For Black History Month, We're Championing Black Entrepreneurs
February 27, 2017
As Black History Month comes to a close, we at Calvert Foundation have been celebrating the many successes and contributions of black small business owners and entrepreneurs.
Historically it has been much harder for black aspiring business owners to secure the financing that they need to open businesses. Overtime, more community development financial institutions (CDFIs) and financial intermediaries, like ourselves, have focused on providing more financing opportunities for black entrepreneurs, and more broadly, all underserved communities. Within the past decade, we’ve seen a dramatic increase in the number of black owned businesses across the country. A recent U.S. census shows that black or African-American owned businesses grew 34.5% from 2007-2012, totaling to 2.6 million black-owned businesses nationwide (U.S. Census, 2012). Like all small and medium size businesses in the U.S., these businesses are contributing to their local communities, creating jobs, and fostering economic growth.
Take, for example, the story of Charles Palmer and Marshall Cullens in Baltimore. As both seasoned securities workers, Ours To Own partner Humanim, helped Charles and Marshall build up their own security business. They leapt at the opportunity, and in 2009, they became proud owners of the Watchmen. For Charles and Marshall, there’s pride in owning their own business, but also in giving back to the Baltimore community. Being able to grow their company by training and employing people who live in the Baltimore area is crucial to them.
Perhaps unsurprisingly, black women have been one of the biggest contributors to the overall growth of black owned businesses across the U.S. From 2007-2012, black women owned businesses climbed a whopping 67%, totaling to 1.5 million (U.S. Census, 2012). These black women owned businesses comprise nearly 60% of the nation’s total black owned businesses, compared to the nation overall, in which women owned businesses only make up 36% of the total U.S. market (National Women's Business Council, 2015).

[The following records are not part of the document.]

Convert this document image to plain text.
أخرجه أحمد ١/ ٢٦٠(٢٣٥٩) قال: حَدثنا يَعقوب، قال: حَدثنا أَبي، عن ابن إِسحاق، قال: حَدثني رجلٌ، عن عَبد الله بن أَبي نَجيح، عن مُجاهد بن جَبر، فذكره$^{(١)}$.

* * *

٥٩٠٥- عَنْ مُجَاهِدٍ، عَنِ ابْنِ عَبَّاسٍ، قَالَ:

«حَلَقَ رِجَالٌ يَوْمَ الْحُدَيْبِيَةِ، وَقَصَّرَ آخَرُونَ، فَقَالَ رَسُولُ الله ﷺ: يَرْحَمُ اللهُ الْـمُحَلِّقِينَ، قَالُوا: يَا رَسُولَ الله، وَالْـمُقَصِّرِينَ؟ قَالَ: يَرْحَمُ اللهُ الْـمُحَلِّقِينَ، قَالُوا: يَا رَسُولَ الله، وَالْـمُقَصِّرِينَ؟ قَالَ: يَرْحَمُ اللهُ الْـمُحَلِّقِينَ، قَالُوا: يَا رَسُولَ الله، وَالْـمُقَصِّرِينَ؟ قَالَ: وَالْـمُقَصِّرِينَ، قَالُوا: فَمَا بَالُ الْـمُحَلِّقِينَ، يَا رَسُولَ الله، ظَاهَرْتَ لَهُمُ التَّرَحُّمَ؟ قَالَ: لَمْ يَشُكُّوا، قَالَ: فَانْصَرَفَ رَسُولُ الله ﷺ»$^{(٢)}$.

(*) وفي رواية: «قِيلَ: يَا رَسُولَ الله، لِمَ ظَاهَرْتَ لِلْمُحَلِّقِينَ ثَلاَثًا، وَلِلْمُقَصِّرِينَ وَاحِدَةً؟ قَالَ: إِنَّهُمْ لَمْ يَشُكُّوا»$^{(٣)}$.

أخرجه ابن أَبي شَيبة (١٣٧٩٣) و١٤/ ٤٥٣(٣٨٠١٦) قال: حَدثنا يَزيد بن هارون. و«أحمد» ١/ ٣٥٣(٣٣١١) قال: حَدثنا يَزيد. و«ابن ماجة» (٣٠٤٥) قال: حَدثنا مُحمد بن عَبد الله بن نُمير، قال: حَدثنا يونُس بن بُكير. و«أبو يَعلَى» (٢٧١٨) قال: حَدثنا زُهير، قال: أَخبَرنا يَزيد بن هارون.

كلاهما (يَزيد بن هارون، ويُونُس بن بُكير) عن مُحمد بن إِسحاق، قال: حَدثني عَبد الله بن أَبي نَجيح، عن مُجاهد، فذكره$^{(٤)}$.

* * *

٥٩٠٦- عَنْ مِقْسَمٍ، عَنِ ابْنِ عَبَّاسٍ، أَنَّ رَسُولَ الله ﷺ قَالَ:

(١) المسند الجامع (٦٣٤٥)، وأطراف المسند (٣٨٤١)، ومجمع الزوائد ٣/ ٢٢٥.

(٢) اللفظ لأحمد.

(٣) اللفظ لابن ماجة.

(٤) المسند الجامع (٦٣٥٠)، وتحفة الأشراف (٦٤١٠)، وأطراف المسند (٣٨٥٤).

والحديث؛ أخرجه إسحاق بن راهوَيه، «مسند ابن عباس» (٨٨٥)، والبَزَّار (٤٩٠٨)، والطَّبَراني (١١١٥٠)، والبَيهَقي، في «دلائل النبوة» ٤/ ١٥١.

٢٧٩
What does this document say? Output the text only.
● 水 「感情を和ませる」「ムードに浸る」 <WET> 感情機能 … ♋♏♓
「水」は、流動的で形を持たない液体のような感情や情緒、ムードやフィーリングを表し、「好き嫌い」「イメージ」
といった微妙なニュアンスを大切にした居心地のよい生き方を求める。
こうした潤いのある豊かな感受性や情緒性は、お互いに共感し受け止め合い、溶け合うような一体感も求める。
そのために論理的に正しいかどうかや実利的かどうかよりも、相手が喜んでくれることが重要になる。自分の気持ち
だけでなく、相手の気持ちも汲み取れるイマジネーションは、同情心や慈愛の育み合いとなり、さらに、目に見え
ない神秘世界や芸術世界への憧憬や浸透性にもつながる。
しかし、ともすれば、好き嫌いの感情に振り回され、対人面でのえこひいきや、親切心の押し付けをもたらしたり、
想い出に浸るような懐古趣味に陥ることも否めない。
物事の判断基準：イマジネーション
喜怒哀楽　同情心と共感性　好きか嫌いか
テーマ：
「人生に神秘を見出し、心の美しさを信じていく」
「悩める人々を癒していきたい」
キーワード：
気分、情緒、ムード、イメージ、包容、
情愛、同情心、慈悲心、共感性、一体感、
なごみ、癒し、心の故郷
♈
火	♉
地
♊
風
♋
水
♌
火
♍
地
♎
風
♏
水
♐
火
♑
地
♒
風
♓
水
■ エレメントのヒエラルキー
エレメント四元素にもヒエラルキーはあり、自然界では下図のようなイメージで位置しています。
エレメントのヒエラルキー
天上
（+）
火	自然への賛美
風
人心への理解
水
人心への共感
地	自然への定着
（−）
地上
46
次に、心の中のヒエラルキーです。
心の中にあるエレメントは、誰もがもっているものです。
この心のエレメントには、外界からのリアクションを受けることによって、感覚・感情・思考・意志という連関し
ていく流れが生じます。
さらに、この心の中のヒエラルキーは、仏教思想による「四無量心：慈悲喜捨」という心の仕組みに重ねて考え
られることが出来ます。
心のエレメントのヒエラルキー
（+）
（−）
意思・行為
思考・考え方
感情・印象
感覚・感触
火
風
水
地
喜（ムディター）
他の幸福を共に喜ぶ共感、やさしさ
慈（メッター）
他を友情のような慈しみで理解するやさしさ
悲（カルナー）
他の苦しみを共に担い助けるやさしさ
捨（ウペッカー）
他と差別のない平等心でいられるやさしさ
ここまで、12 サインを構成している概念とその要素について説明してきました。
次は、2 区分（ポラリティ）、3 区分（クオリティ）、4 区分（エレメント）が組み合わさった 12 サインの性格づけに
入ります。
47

One such woman is Gloria Freeman, a successful business owner in Minneapolis. Her business, Olu's Home, is a licensed care organization that provides residential and in-home services to the elderly and persons with developmental disabilities or mental illness. Years ago when she was growing her business, Gloria was able to secure financing from Ours To Own partner Community Reinvestment Fund (CRF). Today, Gloria employs nearly 100 people and manages nine homes across the Twin Cities region. Just last year in 2016, Gloria deservedly was named Minnesota Small Business Person of the Year by the U.S. Small Business Administration for her work in the Minneapolis area serving populations that are typically underserved.
Another great example is Sabrina Brockman, who started her own business with her husband Shawn. Together they wanted to create a community space for their neighborhood in Brooklyn. With the influence of Sabrina's heritage, they set out to start a Haitian restaurant. Through financing from CRF, they were able to secure a large, historical piece of property in the heart of Bed-Stuy. Today, the restaurant, called Grandchamps, is a staple in their community. They employ local residents and serve a combination of daily regular customers and visitors who come from across the nation to try their Haitian foods. Grandchamps, true to its mission, is also cultural space that hosts artists and musicians and events that showcase other socially minded businesses and raise awareness of Haitian culture.
These stories reflect the strength, determination, and innovation of black entrepreneurs nationwide. We applaud their efforts and the efforts of black entrepreneurs everywhere. We are privileged to have supported them through our investments and remain committed to supporting black entrepreneurs and all underserved entrepreneurs.